Marta Liscynesky-Kelleher, president of the United Ukrainian Organizations of Ohio, an umbrella group for more than 50 Ukrainian cultural, political and other organizations in the state, is practiced at explaining why she thinks Ukraine’s fate is very much relevant to America. “We can’t afford to be isolationists,” she says. Over borscht and short-rib pierogi at Olesia’s Taverne, an upscale Ukrainian joint in the Cleveland suburb of Richfield, Liscynesky-Kelleher said it’s already too late to stop a war in Ukraine: The war has been ongoing since 2014, when Russia annexed Crimea, and Russian-backed separatists began fighting for control of Eastern Ukraine. The cost has been some 14,000 Ukrainian lives, more than five-fold the U.S. troop losses in Afghanistan, along with economic devastation and the displacement of millions. Liscynesky-Kelleher has an 80-year-old aunt in the eastern city of Donetsk who has spent the whole period hunkered down under Russian occupation, unable to so much as FaceTime with relatives in the United States.

Liscynesky-Kelleher told me she expected whoever takes the open Ohio Senate seat “to walk in the footsteps of Senator Portman,” and she notes that the GOP primary is still more than two months away. (Portman has since endorsed Jane Timken, a self-described pro-Trump conservative and former chair of the Ohio Republican Party, who has accused Biden of showing weakness on Ukraine and invoked the Reagan mantra of “peace through strength.”) Liscynesky-Kelleher is careful not to criticize any of the current crop of candidates by name, allowing only that while some have reached out to the Ukrainian community, “for those that haven’t reached out and are saying things that maybe a little education could solve, we would be very happy to welcome them into the fold.”


If Futey had his way, Portman wouldn’t retire. As for the current field, the Ukrainian Congress Committee of America president recognizes that some candidates might be using the Ukraine issue to reach a certain base in the primary. His organization has pushed policy positions he believes address some of the reservations that Vance or Mandel might have about Ukraine’s significance to America, though neither has reached out to the Ukrainian American community to his knowledge. (Neither the Mandel nor the Vance campaigns responded to messages seeking comment for this article.)

The latest statement from Futey’s organization takes implicit aim at the Biden administration, too, calling for immediate new sanctions on Russia.
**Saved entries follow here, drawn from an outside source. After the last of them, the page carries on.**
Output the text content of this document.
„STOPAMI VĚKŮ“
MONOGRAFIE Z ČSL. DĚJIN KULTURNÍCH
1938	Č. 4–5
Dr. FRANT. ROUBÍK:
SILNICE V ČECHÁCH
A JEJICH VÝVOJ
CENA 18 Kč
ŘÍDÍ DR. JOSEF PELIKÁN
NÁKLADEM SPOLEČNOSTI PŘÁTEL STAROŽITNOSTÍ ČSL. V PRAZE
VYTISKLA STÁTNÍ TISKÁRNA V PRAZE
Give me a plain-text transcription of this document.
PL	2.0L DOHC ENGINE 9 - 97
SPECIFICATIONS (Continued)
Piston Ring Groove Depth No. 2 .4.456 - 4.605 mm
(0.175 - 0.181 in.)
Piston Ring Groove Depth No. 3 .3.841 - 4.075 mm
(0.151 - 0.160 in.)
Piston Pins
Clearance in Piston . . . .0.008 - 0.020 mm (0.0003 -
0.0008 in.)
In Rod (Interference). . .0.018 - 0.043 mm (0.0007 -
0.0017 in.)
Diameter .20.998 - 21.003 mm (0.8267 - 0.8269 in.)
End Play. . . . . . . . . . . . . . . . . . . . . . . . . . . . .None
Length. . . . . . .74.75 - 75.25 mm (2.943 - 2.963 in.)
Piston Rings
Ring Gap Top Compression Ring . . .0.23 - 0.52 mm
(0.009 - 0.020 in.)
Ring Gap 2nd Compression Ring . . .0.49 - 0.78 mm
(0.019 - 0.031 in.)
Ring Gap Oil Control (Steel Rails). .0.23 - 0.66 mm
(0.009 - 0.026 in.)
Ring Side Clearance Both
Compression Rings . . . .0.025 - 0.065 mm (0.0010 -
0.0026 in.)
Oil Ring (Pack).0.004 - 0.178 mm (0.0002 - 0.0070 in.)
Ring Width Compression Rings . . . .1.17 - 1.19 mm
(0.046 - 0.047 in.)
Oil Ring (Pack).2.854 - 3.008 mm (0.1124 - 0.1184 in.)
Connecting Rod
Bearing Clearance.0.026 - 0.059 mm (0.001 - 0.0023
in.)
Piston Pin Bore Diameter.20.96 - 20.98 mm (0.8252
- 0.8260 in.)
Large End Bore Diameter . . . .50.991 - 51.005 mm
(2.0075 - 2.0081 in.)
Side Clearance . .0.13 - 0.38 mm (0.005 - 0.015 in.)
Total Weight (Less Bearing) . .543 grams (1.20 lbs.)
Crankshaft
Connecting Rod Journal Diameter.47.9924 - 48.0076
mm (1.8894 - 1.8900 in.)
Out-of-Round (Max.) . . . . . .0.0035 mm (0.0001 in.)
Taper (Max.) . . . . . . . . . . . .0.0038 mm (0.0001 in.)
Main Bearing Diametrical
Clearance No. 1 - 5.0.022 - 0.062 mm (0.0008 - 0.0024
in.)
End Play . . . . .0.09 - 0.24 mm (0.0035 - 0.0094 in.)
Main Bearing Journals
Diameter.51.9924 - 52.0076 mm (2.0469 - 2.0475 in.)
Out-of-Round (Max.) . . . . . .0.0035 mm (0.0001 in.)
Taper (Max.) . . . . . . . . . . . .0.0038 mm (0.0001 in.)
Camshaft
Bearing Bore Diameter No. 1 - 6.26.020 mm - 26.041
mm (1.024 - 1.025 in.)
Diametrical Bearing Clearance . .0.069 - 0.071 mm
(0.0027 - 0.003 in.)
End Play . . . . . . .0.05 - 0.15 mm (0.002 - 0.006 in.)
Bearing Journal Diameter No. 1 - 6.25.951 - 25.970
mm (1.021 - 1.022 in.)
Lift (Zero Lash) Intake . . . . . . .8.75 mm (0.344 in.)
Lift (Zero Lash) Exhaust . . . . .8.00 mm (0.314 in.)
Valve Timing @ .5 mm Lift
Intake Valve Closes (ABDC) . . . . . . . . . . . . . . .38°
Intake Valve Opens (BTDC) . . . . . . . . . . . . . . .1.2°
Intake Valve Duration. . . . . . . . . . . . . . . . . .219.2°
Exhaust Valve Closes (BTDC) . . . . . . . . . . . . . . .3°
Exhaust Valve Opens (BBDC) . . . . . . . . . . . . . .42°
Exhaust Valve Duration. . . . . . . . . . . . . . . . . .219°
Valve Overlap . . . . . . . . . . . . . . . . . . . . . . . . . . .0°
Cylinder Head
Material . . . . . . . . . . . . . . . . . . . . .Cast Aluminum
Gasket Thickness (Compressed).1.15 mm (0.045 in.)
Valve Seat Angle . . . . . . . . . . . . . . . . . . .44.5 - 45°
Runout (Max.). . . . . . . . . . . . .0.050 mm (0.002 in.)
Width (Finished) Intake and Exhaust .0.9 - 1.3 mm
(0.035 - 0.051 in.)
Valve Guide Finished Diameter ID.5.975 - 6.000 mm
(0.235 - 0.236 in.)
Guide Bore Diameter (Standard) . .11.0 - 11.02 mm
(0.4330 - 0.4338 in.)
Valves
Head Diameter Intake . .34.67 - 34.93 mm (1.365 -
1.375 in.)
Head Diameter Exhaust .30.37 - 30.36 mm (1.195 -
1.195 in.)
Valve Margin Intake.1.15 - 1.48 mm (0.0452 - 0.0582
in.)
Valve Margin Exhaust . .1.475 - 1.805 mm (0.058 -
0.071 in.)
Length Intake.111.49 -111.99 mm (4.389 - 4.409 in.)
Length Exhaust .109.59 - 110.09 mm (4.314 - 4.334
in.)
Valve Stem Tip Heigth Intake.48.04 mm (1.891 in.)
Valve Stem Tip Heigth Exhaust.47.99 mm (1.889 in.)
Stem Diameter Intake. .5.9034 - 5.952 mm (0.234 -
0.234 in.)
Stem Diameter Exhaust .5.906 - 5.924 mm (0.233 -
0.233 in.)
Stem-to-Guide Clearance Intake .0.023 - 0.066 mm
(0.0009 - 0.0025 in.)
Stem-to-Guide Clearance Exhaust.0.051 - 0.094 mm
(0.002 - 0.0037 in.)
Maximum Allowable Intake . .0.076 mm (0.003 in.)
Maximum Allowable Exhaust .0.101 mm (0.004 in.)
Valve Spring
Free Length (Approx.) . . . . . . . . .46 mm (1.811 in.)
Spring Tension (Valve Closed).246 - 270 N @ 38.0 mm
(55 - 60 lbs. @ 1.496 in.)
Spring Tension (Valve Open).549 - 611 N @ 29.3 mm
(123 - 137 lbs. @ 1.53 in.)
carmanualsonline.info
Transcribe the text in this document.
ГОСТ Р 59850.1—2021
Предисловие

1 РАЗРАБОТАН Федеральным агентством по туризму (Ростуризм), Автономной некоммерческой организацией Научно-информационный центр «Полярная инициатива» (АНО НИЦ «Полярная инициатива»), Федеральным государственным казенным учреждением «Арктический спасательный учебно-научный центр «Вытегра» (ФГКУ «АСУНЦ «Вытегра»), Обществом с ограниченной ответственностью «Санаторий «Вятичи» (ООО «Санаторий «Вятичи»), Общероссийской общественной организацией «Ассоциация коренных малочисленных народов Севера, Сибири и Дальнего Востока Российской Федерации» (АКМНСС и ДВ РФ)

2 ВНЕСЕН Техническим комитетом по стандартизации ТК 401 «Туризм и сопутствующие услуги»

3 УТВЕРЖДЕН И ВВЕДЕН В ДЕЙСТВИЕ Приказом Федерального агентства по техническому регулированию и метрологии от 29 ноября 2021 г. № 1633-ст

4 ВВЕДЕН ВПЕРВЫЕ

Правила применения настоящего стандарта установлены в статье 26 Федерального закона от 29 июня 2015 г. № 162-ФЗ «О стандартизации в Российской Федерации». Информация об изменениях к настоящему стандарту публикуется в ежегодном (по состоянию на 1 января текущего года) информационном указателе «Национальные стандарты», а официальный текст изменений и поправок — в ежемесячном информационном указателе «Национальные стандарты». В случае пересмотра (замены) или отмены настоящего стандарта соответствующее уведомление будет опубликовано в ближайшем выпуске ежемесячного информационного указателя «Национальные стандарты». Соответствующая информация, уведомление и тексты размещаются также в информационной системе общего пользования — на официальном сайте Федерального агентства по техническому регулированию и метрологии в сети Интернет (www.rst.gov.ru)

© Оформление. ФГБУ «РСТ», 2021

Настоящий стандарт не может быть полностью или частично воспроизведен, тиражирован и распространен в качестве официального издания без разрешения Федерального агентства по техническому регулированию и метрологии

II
Futey emphasizes that the community is not asking for U.S. troops to actually fight in Ukraine. But they do want U.S. support, and they do want Vladimir Putin to be stopped. Contra the Republican populists, a plurality of Americans actually agrees with Biden’s decision to send troops to reinforce NATO countries such as Poland and Romania, though most Americans — and by all indications, Biden, too — think it would be a bad idea to fight Russia directly in Ukraine. Futey says his own vote in the Senate race would come down to who makes it out of the primaries and where the candidates stand on both foreign and domestic issues; he has sometimes supported Democrats in the past.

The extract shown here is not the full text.